Amorçage, propagation des fissures et fractographie
L’analyse fractographique des faciès de rupture en fatigue est excessivement riche d’enseignements. On distingue généralement trois zones correspondant respectivement aux phases successives d’amorçage, de propagation stable et de rupture finale instantanée. Il est souvent difficile au plan expérimental de connaître précisément les mécanismes d’amorçage des fissures. L’amorçage se fait généralement en surface du matériau ou à des interfaces par exemple entre matrice et inclusions ou encore le long des joints de grains. En surface du matériau, des instabilités plastiques locales sont susceptibles de se produire. La déformation se localise dans des bandes de glissement et le matériau subit des phénomènes d’intrusion (métal repoussé vers l’intérieur) et d’extrusion (métal repoussé vers l’extérieur) donnant naissance à une surface en dents de scie propice à générer une concentration de contraintes (voir Fig. ci-après). Consécutivement à l’amorçage, un premier stade de propagation, purement cristallographique le long des plans atomiques du matériau, se produit. On considère typiquement que la région comprenant l’amorçage et le tout premier stade de propagation s’étend, en relation avec la résolution des techniques expérimentales permettant de l’observer, à quelques grains métallurgiques.

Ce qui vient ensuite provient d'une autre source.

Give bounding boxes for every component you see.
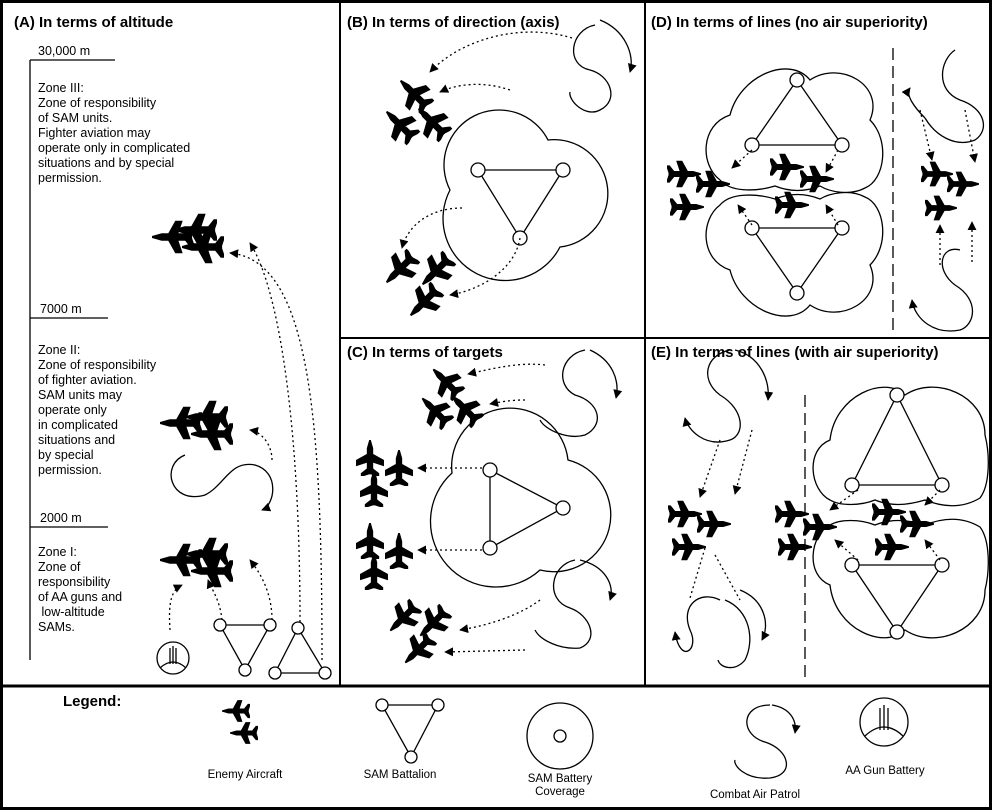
combat-air-patrol-icon: [734, 704, 801, 779]
sam-coverage-zone: [442, 109, 609, 282]
intercept-arrow: [229, 249, 323, 661]
enemy-aircraft-icon: [230, 722, 258, 744]
enemy-aircraft: [356, 440, 384, 476]
enemy-aircraft: [175, 213, 217, 247]
enemy-aircraft: [925, 195, 957, 221]
enemy-aircraft: [672, 533, 706, 561]
enemy-aircraft: [399, 277, 449, 327]
panel-e-title: (E) In terms of lines (with air superior…: [651, 344, 939, 361]
panel-a-title: (A) In terms of altitude: [14, 14, 174, 31]
intercept-arrow: [168, 584, 183, 631]
panel-d-title: (D) In terms of lines (no air superiorit…: [651, 14, 928, 31]
enemy-aircraft: [385, 533, 413, 569]
enemy-aircraft: [360, 471, 388, 507]
enemy-aircraft: [186, 537, 228, 571]
altitude-label-7000: 7000 m: [40, 302, 82, 316]
panel-b-title: (B) In terms of direction (axis): [347, 14, 560, 31]
sam-battalion-icon: [375, 698, 445, 764]
sam-battalion: [268, 621, 332, 680]
sam-coverage-zone: [812, 518, 989, 639]
intercept-arrow: [249, 426, 273, 461]
altitude-label-2000: 2000 m: [40, 511, 82, 525]
sam-battalion: [489, 468, 565, 550]
panel-c-title: (C) In terms of targets: [347, 344, 503, 361]
sam-battalion: [750, 227, 844, 295]
sam-battalion: [850, 393, 944, 486]
panel-c-drawing: [356, 349, 623, 673]
intercept-arrow: [249, 242, 301, 623]
enemy-aircraft: [395, 627, 441, 673]
enemy-aircraft: [670, 193, 704, 221]
enemy-aircraft: [423, 359, 469, 405]
sam-battalion: [476, 169, 565, 240]
enemy-aircraft: [697, 510, 731, 538]
enemy-aircraft: [375, 100, 425, 150]
sam-coverage-zone: [705, 68, 884, 194]
combat-air-patrol: [170, 454, 274, 512]
sam-battery-coverage-icon: [526, 702, 594, 770]
intercept-arrow: [249, 559, 273, 621]
altitude-label-30000: 30,000 m: [38, 44, 91, 58]
enemy-aircraft: [667, 160, 701, 188]
sam-battalion: [213, 618, 277, 677]
sam-battalion: [850, 564, 944, 634]
enemy-aircraft: [356, 523, 384, 559]
enemy-aircraft: [407, 97, 457, 147]
sam-coverage-zone: [429, 407, 612, 588]
enemy-aircraft: [380, 595, 426, 641]
sam-battalion: [750, 78, 844, 146]
aa-gun-battery-icon: [859, 697, 909, 747]
enemy-aircraft: [360, 554, 388, 590]
legend-label-sam-battalion: SAM Battalion: [363, 769, 437, 781]
legend-label-sam-battery-coverage: SAM Battery Coverage: [527, 773, 593, 798]
panel-d-drawing: [667, 48, 984, 332]
enemy-aircraft: [389, 69, 439, 119]
panel-a-drawing: [29, 59, 332, 680]
enemy-aircraft: [186, 400, 228, 434]
enemy-aircraft: [385, 450, 413, 486]
enemy-aircraft: [947, 171, 979, 197]
enemy-aircraft: [668, 500, 702, 528]
aa-gun-battery: [156, 641, 190, 675]
panel-b-drawing: [375, 19, 637, 327]
legend-label-combat-air-patrol: Combat Air Patrol: [709, 789, 801, 801]
enemy-aircraft: [778, 533, 812, 561]
sam-coverage-zone: [812, 386, 989, 507]
enemy-aircraft: [412, 388, 458, 434]
legend-drawing: [222, 697, 909, 779]
legend-label-enemy-aircraft: Enemy Aircraft: [207, 769, 283, 781]
combat-air-patrol: [569, 24, 612, 113]
legend-label-aa-gun-battery: AA Gun Battery: [845, 765, 925, 777]
panel-e-drawing: [668, 349, 989, 680]
enemy-aircraft: [375, 244, 425, 294]
legend-title: Legend:: [63, 693, 122, 710]
enemy-aircraft-icon: [222, 700, 250, 722]
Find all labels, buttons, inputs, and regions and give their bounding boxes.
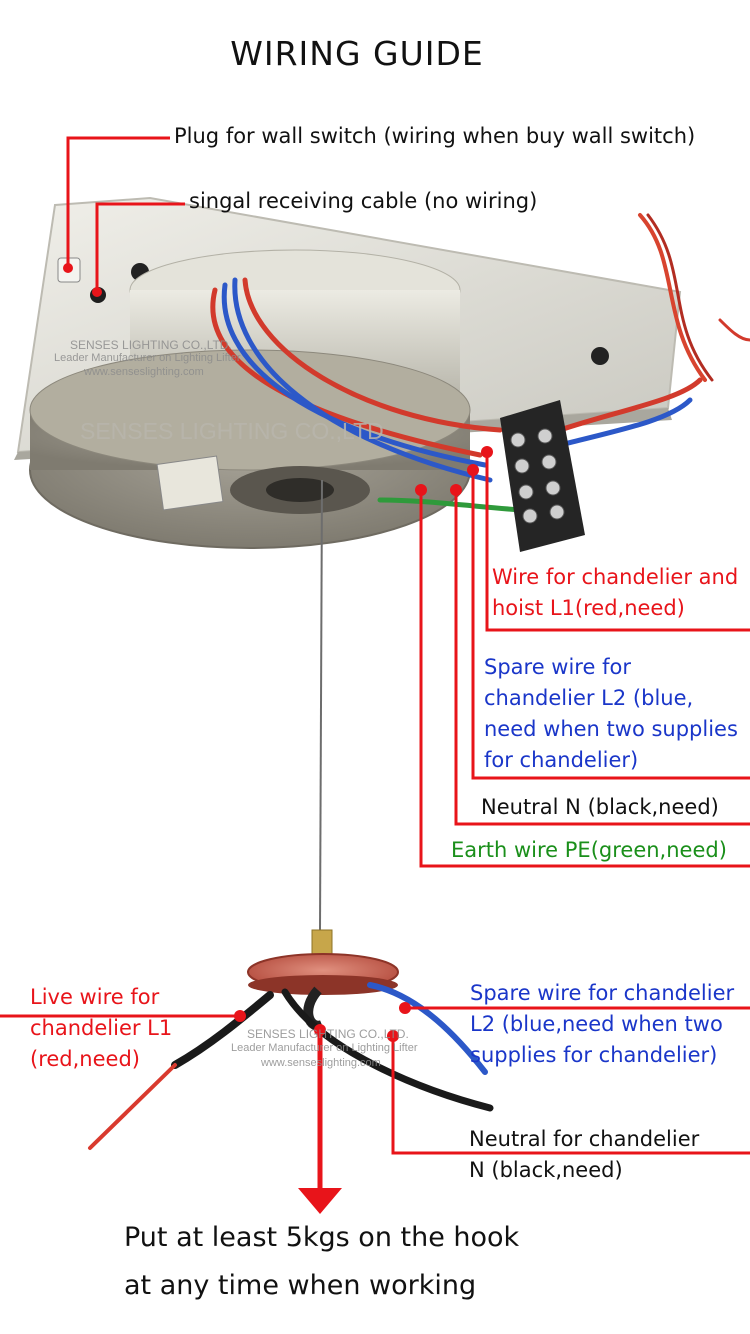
- label-spare-bottom: Spare wire for chandelier L2 (blue,need …: [470, 981, 735, 1067]
- page-title: WIRING GUIDE: [230, 34, 484, 73]
- hook-disk: [247, 929, 399, 1031]
- watermark-company: SENSES LIGHTING CO.,LTD.: [70, 338, 232, 352]
- lifting-cable: [319, 479, 323, 931]
- watermark-tagline-bottom: Leader Manufacturer on Lighting Lifter: [231, 1042, 418, 1054]
- label-live-wire: Live wire for chandelier L1 (red,need): [30, 985, 173, 1071]
- watermark-big: SENSES LIGHTING CO.,LTD: [80, 418, 384, 444]
- lower-wires: [88, 982, 494, 1150]
- weight-note: Put at least 5kgs on the hook at any tim…: [124, 1222, 520, 1301]
- wire-bundle: [210, 213, 750, 513]
- down-arrow-icon: [298, 1188, 342, 1214]
- label-neutral: Neutral N (black,need): [481, 795, 719, 819]
- label-signal-cable: singal receiving cable (no wiring): [189, 189, 538, 213]
- label-wire-l1: Wire for chandelier and hoist L1(red,nee…: [492, 565, 739, 620]
- callout-dots: [63, 263, 493, 1042]
- watermark-tagline: Leader Manufacturer on Lighting Lifter: [54, 352, 241, 364]
- label-wall-switch-plug: Plug for wall switch (wiring when buy wa…: [174, 124, 696, 148]
- callout-lines: [0, 136, 750, 1192]
- label-earth: Earth wire PE(green,need): [451, 838, 727, 862]
- label-spare-l2: Spare wire for chandelier L2 (blue, need…: [484, 655, 738, 772]
- watermark-company-bottom: SENSES LIGHTING CO.,LTD.: [247, 1027, 409, 1041]
- watermark-site: www.senseslighting.com: [84, 366, 204, 378]
- watermark-site-bottom: www.senseslighting.com: [261, 1057, 381, 1069]
- label-neutral-bottom: Neutral for chandelier N (black,need): [469, 1127, 700, 1182]
- terminal-block: [500, 400, 585, 552]
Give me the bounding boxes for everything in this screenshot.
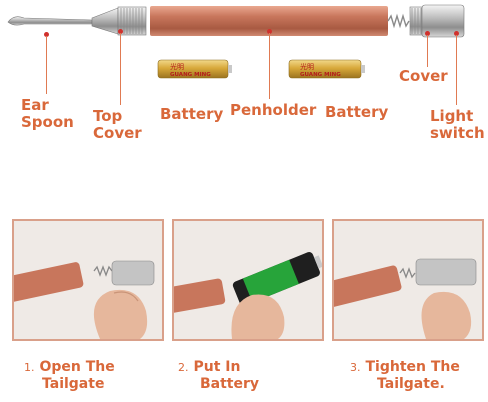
product-exploded-view: 光明 GUANG MING 光明 GUANG MING [7,4,465,79]
spring-part [387,13,410,29]
label-ear-spoon: Ear Spoon [21,97,74,131]
step1-photo [12,219,164,341]
label-light-switch-line2: switch [430,124,485,142]
battery-left-image: 光明 GUANG MING [157,59,232,79]
leader-line [456,35,457,105]
step-text-line2: Battery [200,376,260,392]
step3-photo [332,219,484,341]
label-light-switch: Light switch [430,108,485,142]
label-battery-left: Battery [160,105,224,123]
label-ear-spoon-line1: Ear [21,96,49,114]
cover-part [409,4,465,38]
step-text-line1: Open The [39,359,115,375]
label-light-switch-line1: Light [430,107,474,125]
battery-brand: GUANG MING [170,72,211,78]
leader-dot [267,29,272,34]
label-cover: Cover [399,67,448,85]
label-ear-spoon-line2: Spoon [21,113,74,131]
step-number: 1. [24,361,35,374]
step-2-caption: 2. Put In Battery [178,359,259,392]
label-battery-right: Battery [325,103,389,121]
penholder-part [150,6,388,36]
battery-brand-cn: 光明 [170,62,184,71]
leader-dot [454,31,459,36]
ear-spoon-part [7,16,93,26]
step-text-line2: Tailgate [42,376,105,392]
step2-photo [172,219,324,341]
step-text-line2: Tailgate. [377,376,445,392]
leader-dot [118,29,123,34]
step-3-caption: 3. Tighten The Tailgate. [350,359,460,392]
step-1-caption: 1. Open The Tailgate [24,359,115,392]
leader-line [46,36,47,94]
leader-dot [425,31,430,36]
label-top-cover-line1: Top [93,107,123,125]
step-number: 3. [350,361,361,374]
step-number: 2. [178,361,189,374]
label-top-cover-line2: Cover [93,124,142,142]
label-penholder: Penholder [230,101,317,119]
battery-brand: GUANG MING [300,72,341,78]
leader-line [269,33,270,99]
step-text-line1: Tighten The [365,359,460,375]
leader-dot [44,32,49,37]
label-top-cover: Top Cover [93,108,142,142]
battery-brand-cn: 光明 [300,62,314,71]
battery-right-image: 光明 GUANG MING [288,59,365,79]
step-text-line1: Put In [193,359,241,375]
leader-line [120,33,121,105]
leader-line [427,35,428,67]
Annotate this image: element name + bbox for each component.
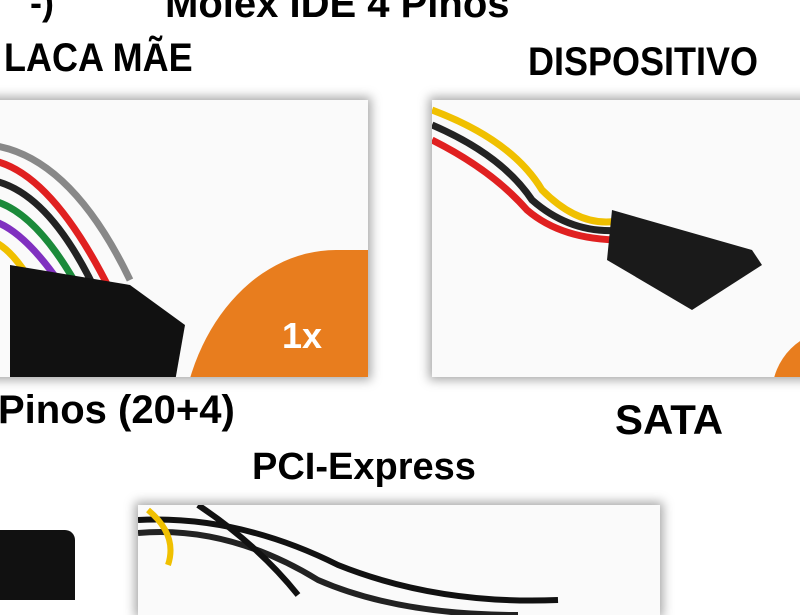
atx-connector-image [0,143,185,377]
atx-caption: Pinos (20+4) [0,388,235,432]
connector-fragment [0,530,75,600]
molex-title: Molex IDE 4 Pinos [165,0,510,26]
pcie-title: PCI-Express [252,446,476,488]
atx-quantity-badge: 1x [282,315,323,356]
sata-caption: SATA [615,396,724,443]
top-left-cut-text: -) [30,0,54,23]
pcie-connector-photo [138,505,660,615]
atx-connector-photo: 1x [0,100,368,377]
motherboard-label: LACA MÃE [4,36,193,80]
sata-connector-photo [432,100,800,377]
pcie-connector-image [138,505,559,615]
device-label: DISPOSITIVO [528,40,759,84]
sata-connector-image [432,106,762,310]
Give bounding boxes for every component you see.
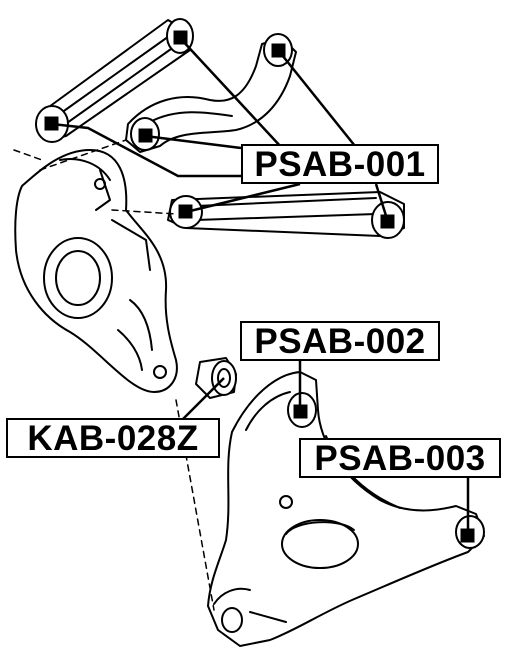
marker-square — [271, 43, 286, 58]
lower-link — [167, 191, 405, 239]
label-psab-002: PSAB-002 — [240, 321, 440, 361]
leader-kab-028z — [181, 377, 225, 421]
bushing-kab-028z — [195, 357, 237, 399]
label-kab-028z: KAB-028Z — [6, 418, 220, 458]
label-psab-001: PSAB-001 — [241, 144, 439, 184]
marker-square — [380, 214, 395, 229]
wheel-knuckle — [14, 149, 178, 393]
lower-control-arm — [207, 371, 485, 647]
leader-psab-001-b — [277, 49, 356, 147]
marker-square — [460, 528, 475, 543]
leader-psab-001-e — [185, 182, 301, 214]
marker-square — [178, 204, 193, 219]
leader-psab-001-d — [144, 134, 242, 150]
label-psab-003: PSAB-003 — [299, 438, 501, 478]
leader-psab-001-c — [51, 122, 242, 178]
marker-square — [293, 404, 308, 419]
leader-lines — [51, 37, 470, 536]
marker-square — [173, 30, 188, 45]
leader-psab-001-a — [179, 37, 283, 149]
marker-square — [138, 128, 153, 143]
marker-square — [44, 116, 59, 131]
bushing-markers — [44, 30, 475, 543]
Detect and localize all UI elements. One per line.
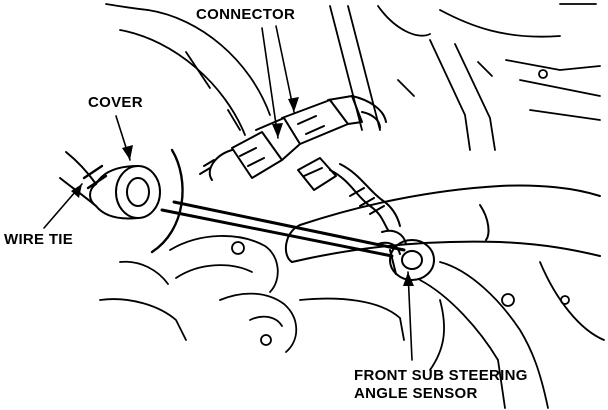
upper-right-frame-drawing [329,3,601,151]
cover-label-text: COVER [88,94,143,111]
sensor-leader [407,271,413,361]
connector-leader [261,27,279,139]
connector-arrowhead [272,123,283,138]
magnification-lines [160,200,406,258]
connector-leader-2 [275,25,295,113]
wire-tie-label-text: WIRE TIE [4,231,74,248]
cover-drawing [59,148,184,254]
wire-tie-arrowhead [71,184,82,198]
sensor-label-line2: ANGLE SENSOR [354,384,478,402]
sensor-label: FRONT SUB STEERING ANGLE SENSOR [354,367,528,402]
sensor-drawing [377,229,435,281]
connector-drawing [199,95,387,191]
connector-arrowhead-2 [288,97,299,112]
lower-right-assembly-drawing [419,261,605,409]
cross-member-drawing [284,184,601,263]
sensor-label-line1: FRONT SUB STEERING [354,367,528,384]
cover-label: COVER [88,94,143,112]
connector-label: CONNECTOR [196,6,295,24]
harness-drawing [329,163,401,231]
cover-arrowhead [122,145,133,160]
wire-tie-label: WIRE TIE [4,231,73,249]
connector-label-text: CONNECTOR [196,6,296,23]
sensor-arrowhead [403,272,414,286]
arrowheads [71,97,414,286]
upper-arm-drawing [105,3,271,136]
lower-left-chassis-drawing [99,235,405,353]
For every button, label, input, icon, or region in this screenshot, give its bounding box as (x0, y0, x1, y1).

Au-delà, la propagation se poursuit avec un caractère transgranulaire, toujours de manière lente et stable. La surface de rupture est essentiellement plane, elle présente un aspect lisse et soyeux. Macroscopiquement, il est possible de distinguer dans cette région (voir Fig. suivante) :
des lignes d’arrêt (ou lignes frontales) : elles correspondent aux macro-cycles subis par le matériau lors des différents fonctionnements de la pièce et représentent précisément les instants d’arrêt de la fissure (notons que ces lignes sont invisibles si la structure est sollicitée sous vide, leur présence est donc vraisemblablement liée à des phénomènes d’oxydation),
des lignes de crête (ou lignes radiales) : elles traduisent un certain écart à la planéité parfaite du faciès en marquant la propagation de la fissure le long de plans cristallins voisins, globalement parallèles mais décalés les uns par rapport aux autres.
En remontant les lignes d’arrêt et les lignes de crête, il est en principe possible de déterminer précisément la zone d’amorçage.
À l’échelle microscopique, il est possible d’observer des stries (figures suivantes) en relation ici aussi avec l’oxydation du front de fissure. Chacune de ces stries correspondant à un cycle de fatigue, elles traduisent donc l’avancée élémentaire de la fissure au cours de sa propagation globale. L’analyse par comptage des stries de fatigue fournit de précieux renseignements sur le comportement du matériau. Par exemple, il est possible, grâce à une analyse fractographique détaillée, de déterminer la vitesse de propagation de fissure ou de comparer de manière critique l’historique de la rupture du matériau à la sollicitation mécanique qu’il est supposé avoir subie.
Lors de la phase de propagation lente et stable, obéissant à la loi de Paris, la taille de la fissure et les contraintes locales en pointe de fissure augmentent. Il en va de même pour le facteur d’intensité de contrainte. Lorsque celui-ci atteint sa valeur seuil - la ténacité - la fissure se propage de manière brutale. Cette propagation, conduisant à la rupture catastrophique du matériau, est quasiment instantanée et se produit à la vitesse du son dans le matériau (3000 à ). Le faciès de rupture finale, de type ductile, laisse apparaître un aspect rugueux très facile à distinguer de celui de la région de propagation lente et stable (voir Fig. suivantes).